Una vera e propria perla – nel servizio intitolato Il Contrappunto – arriva al momento di parlare del Recovery Fund.
Il cronista che lo ha realizzato afferma: «Con il recovery fund, poi, il pacchetto europeo prescrive non solo debiti, riforme e nuove tasse, ma ci chiede anche di munirci di bavaglio, raccomandano una sorta di Ddl Zan in scala continentale».
Non si capisce il riferimento e il confronto tra una misura economica e una che, invece, dovrebbe tutelare una comunità dalle discriminazioni a carattere sessuale, mentre è chiarissimo che – per chi ha mandato in onda il servizio – il disegno di legge debba essere considerato a prescindere una misura che limita la libertà di espressione.
Un concetto, insomma, degno della migliore propaganda della destra sovranista sul tema.
Finita qui?
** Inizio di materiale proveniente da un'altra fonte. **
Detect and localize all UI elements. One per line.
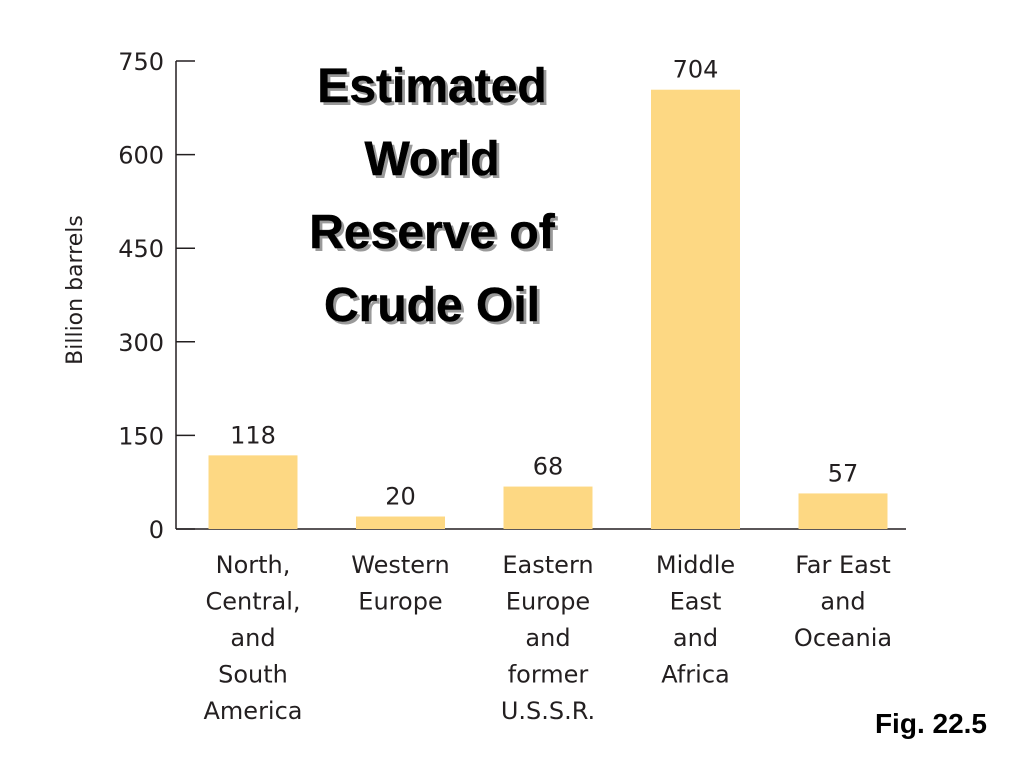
- bar-value-label: 20: [385, 483, 416, 511]
- category-label-line: Africa: [661, 661, 729, 689]
- category-label-line: and: [820, 588, 865, 616]
- bar: [208, 455, 298, 529]
- y-tick-label: 600: [118, 142, 164, 170]
- category-label-line: former: [508, 661, 589, 689]
- title-shadow-line: World: [367, 136, 502, 189]
- category-label: Far East and Oceania: [794, 551, 892, 652]
- category-label-line: and: [673, 624, 718, 652]
- category-label: Western Europe: [351, 551, 449, 616]
- category-label-line: and: [230, 624, 275, 652]
- category-label-line: Europe: [506, 588, 590, 616]
- category-label-line: America: [204, 697, 303, 725]
- title-shadow-line: Estimated: [320, 63, 549, 116]
- category-label-line: North,: [216, 551, 291, 579]
- category-label-line: South: [218, 661, 288, 689]
- y-tick-label: 750: [118, 48, 164, 76]
- title-line: Estimated: [317, 60, 546, 113]
- figure-label: Fig. 22.5: [875, 708, 987, 739]
- y-tick-label: 150: [118, 422, 164, 450]
- category-label: Eastern Europe and former U.S.S.R.: [501, 551, 595, 725]
- title-shadow-line: Crude Oil: [327, 282, 543, 335]
- title-shadow-line: Reserve of: [312, 209, 558, 262]
- category-label-line: U.S.S.R.: [501, 697, 595, 725]
- category-label: Middle East and Africa: [656, 551, 735, 689]
- category-label-line: East: [670, 588, 722, 616]
- y-axis-title: Billion barrels: [63, 215, 88, 365]
- bar-value-label: 704: [673, 56, 719, 84]
- labels-group: 118 North, Central, and South America 20 Wester…: [204, 56, 893, 725]
- title-line: Crude Oil: [324, 279, 540, 332]
- bar: [503, 486, 593, 529]
- category-label-line: Central,: [205, 588, 300, 616]
- y-tick-label: 0: [149, 516, 164, 544]
- category-label-line: Western: [351, 551, 449, 579]
- category-label-line: and: [525, 624, 570, 652]
- category-label-line: Far East: [795, 551, 891, 579]
- category-label: North, Central, and South America: [204, 551, 303, 725]
- category-label-line: Oceania: [794, 624, 892, 652]
- bar-value-label: 68: [533, 453, 564, 481]
- y-tick-label: 300: [118, 329, 164, 357]
- category-label-line: Middle: [656, 551, 735, 579]
- title-line: Reserve of: [309, 206, 555, 259]
- bar-value-label: 57: [828, 459, 859, 487]
- bar-value-label: 118: [230, 421, 276, 449]
- bar: [798, 493, 888, 529]
- category-label-line: Europe: [358, 588, 442, 616]
- bar: [651, 89, 740, 529]
- title-line: World: [364, 133, 499, 186]
- y-tick-label: 450: [118, 235, 164, 263]
- chart-axes: 0 150 300 450 600 750 Billion barrels: [63, 48, 906, 544]
- category-label-line: Eastern: [502, 551, 593, 579]
- bar: [356, 516, 445, 529]
- bars-group: [208, 89, 888, 529]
Nemmeno per idea. Il cerchio si chiude su un’Europa che invece sarebbe silente (e che direbbe chissenefrega, con tanto di animazione con il gesto dell’ombrello) sulla riforma della giustizia, sul codice degli appalti (strano, perché si tratta proprio di paletti indispensabili per andare avanti proprio con il tanto vituperato Recovery Fund) e sull’abolizione dei campi rom. Ché i rom, buttati in mischia alla fine di un servizio del genere, ci stanno bene sempre.